SCRIVE: MASSIMO SANTALUCIA
Succede che un noioso martedì mattina ti ritrovi bloccato nel traffico con la tua auto mentre la pioggia allaga le strade e il lentissimo camion della spazzatura davanti a te peggiora la situazione. Il netturbino completamente fradicio prova ad accelerare svuotando i cassonetti colmi di pattume ma non riesce a battere sul tempo l’incessante suono dei clackson che proviene dalla auto di chi non ha tempo di aspettare, nemmeno quella persona che sta lavorando per tenere la città pulita. Il tempo per pensare magicamente trova spazio e la tua testa ancora addormentata si riempie di una domanda. È questo il mondo che siamo riusciti a costruire? Un universo lento e silenzioso ci ha regalato la possibilità di esistere e se ne sta appollaiato la, a debita distanza, osservando quello che combiniamo da lunghi millenni. La tentazione di suonare viene anche a me, poi preferisco non contribuire al concerto di insulti verso quel lavoratore che sta solo facendo il suo dovere e provo a prendermi quel tempo, che a lavoro mi faranno pesare tantissimo, per provare a darmi una risposta; insomma, siamo sicuri che ci stiamo dando una possibilità su questa terra? Siamo costantemente sommersi dalle nostre scartoffie, dall’ossessione di raggiungere i nostri obiettivi sin da bambini, quando ci spronano ad essere migliori del compagno di banco, piuttosto che aiutarlo quando è in difficoltà durante le verifiche. Mentre sono seduto sullo scomodo sedile della mia utilitaria mi pongo delle domande che non ho nemmeno il tempo di pensare usualmente e la cosa mi inquieta non poco;
Vale davvero la pena dedicare una vita intera a questi sacrosanti sacrifici? Chi ci dice che faticare per avere sempre di più sia sinonimo di qualità? Le nostre case, faticamene comperate con un lavoro odiato, saranno abitate da degli estranei tra qualche anno. Tutti i nostri beni materiali, compresa quella macchina per la quale lavori tutti gli straordinari, saranno posseduti da qualcun’altro. Il tempo sottratto ad amici e famiglia per vedere crescere quei numerini in banca non tornerà più indietro. Domande chiassose che non mi hanno impedito di arrivare in ufficio dove corro alla mia postazione, mi siedo, accendo il computer e apro la casella di posta elettronica. Il mio cervello e il mio corpo iniziano a lavorare di squadra e a compiere il proprio dovere.
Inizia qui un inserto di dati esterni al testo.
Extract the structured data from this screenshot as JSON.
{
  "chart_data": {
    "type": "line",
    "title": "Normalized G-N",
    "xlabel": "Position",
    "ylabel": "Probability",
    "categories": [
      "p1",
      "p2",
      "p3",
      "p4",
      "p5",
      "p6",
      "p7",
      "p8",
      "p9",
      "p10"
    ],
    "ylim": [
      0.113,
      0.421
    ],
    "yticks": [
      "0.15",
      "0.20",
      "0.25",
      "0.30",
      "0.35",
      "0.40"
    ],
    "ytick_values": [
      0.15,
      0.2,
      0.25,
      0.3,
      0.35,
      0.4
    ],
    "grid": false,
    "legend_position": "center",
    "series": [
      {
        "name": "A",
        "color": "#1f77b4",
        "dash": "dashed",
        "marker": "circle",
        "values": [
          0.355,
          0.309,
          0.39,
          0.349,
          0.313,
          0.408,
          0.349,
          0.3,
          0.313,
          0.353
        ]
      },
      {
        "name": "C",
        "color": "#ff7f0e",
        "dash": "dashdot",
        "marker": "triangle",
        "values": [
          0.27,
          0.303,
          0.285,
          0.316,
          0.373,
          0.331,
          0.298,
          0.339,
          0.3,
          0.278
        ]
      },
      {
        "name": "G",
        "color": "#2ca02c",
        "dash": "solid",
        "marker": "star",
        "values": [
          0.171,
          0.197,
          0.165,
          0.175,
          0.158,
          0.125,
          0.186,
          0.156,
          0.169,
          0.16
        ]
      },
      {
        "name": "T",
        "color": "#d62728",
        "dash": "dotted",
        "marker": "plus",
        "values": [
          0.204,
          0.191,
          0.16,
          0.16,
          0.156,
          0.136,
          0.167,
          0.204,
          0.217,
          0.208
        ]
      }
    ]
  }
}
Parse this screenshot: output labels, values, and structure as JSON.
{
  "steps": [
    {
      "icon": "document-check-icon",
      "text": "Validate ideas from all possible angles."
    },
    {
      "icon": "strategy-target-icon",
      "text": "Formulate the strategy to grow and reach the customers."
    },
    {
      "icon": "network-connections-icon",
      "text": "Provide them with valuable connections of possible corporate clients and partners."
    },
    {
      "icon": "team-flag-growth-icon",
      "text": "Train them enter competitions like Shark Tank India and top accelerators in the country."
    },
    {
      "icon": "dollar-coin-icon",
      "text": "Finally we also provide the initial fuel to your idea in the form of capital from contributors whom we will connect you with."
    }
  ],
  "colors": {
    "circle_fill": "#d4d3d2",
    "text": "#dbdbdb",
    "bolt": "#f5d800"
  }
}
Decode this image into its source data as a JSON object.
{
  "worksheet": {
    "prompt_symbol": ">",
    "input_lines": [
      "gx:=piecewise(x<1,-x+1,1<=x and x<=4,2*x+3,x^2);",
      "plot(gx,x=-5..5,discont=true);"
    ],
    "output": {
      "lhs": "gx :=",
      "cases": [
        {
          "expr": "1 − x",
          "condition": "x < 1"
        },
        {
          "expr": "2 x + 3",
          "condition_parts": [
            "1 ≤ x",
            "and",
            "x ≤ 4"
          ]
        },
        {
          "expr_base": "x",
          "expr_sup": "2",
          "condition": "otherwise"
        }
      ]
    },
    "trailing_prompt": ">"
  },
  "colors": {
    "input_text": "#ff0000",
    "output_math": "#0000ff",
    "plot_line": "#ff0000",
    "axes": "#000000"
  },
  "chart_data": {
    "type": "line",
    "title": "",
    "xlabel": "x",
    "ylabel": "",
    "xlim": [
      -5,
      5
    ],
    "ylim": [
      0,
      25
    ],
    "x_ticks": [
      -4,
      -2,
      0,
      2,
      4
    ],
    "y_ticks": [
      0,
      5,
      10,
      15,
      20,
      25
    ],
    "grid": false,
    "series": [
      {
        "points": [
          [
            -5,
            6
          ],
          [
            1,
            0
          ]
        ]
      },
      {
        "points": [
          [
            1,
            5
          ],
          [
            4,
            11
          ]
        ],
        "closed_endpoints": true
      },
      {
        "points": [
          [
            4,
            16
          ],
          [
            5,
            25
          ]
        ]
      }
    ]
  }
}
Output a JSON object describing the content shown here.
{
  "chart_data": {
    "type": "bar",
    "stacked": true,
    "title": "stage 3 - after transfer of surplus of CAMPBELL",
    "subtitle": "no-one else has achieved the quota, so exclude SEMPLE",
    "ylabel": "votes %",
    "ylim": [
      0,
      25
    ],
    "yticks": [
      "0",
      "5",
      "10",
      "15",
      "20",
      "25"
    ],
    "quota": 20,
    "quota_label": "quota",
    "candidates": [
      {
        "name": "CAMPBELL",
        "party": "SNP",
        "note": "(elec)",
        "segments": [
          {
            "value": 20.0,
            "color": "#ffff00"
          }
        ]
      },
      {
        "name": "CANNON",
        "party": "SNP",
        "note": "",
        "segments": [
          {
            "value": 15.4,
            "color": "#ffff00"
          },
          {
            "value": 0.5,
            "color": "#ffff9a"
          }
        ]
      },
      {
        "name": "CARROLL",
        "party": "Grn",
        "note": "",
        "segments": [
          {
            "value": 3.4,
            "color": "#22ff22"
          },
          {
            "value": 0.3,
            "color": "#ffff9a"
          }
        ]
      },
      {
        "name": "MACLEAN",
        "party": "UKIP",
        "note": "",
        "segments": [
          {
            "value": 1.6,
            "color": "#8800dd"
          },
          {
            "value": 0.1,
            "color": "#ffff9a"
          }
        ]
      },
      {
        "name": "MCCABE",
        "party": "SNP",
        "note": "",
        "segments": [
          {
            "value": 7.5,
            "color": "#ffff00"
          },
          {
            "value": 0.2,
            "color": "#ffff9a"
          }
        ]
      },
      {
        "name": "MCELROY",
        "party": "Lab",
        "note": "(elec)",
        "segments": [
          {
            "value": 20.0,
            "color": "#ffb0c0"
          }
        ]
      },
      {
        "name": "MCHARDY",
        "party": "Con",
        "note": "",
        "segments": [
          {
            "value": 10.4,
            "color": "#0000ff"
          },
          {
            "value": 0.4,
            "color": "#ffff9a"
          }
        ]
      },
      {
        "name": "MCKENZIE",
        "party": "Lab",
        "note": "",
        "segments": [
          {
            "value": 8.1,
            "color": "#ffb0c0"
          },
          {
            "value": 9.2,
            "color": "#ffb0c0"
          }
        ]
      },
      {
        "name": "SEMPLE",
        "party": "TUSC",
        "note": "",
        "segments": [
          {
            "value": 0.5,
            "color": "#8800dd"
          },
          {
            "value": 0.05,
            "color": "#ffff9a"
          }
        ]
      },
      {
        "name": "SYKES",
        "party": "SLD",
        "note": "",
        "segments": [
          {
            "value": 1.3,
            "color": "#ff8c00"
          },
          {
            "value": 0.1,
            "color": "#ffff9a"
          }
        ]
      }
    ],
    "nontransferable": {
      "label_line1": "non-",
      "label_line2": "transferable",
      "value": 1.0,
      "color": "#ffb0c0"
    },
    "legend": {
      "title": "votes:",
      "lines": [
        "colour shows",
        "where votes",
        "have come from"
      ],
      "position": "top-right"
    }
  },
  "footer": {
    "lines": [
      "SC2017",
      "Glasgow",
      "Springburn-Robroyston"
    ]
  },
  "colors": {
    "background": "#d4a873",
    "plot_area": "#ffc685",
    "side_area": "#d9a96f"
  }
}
I pensieri che poco prima mi sembravano illuminanti e rivoluzionari si spengono come la fiamma di una candela abbandonata in mezzo alla strada. Mi distraggo per quattro ore e il tempo vola, proprio come siamo abituati a fare nelle nostre quotidianità per settimane, mesi e anni.
Smettere di porsi delle domande a volte è il modo migliore per ottenere delle risposte. Ad insegnarmelo è un signore anziano seduto al parco nel corso della mia sudatissima e bagnatissima pausa pranzo, dove sulla panchina mi divoro in pochi minuti il panino freddo comprato al supermarket. Lui mi guarda e con un mezzo ghigno mi racconta il film che ha visto la sera prima “Sai che è uscito questo nuovo film, si chiama “Il nuovo Universo” Dovresti andare a vederlo, e magari domani capirai che è meglio svegliarsi a mezzogiorno, prepararsi un ragù lentamente e non bagnarti il culo su questa panchina senza avere nemmeno il tempo di finire quel panino di plastica che hai in mano” Quell’uomo sembrava essere lì a posta per darmi una seconda possibilità.
Chi l’aveva mandato? Io avrò mai la forza di ascoltare quelle parole e non sentire soltanto un rumore? Arriverà quel giorno dove le idee pensate per i film avranno il coraggio di esistere nella vita di tutti i giorni Arriveranno gli anni dove i nostri idoli non saranno i multimilionari ma coloro che saranno capaci di regalarci un universo senza concetto di futuro, dove l’assenza della salvezza del domani non potrà impedirci di goderci l’unica cosa che davvero esiste e conta; il nostro oggi. Arriverà un giorno dove i drivers bloccati nel traffico scenderanno dalle loro auto e sotto la pioggia aiuteranno i netturbini a buttare la spazzatura.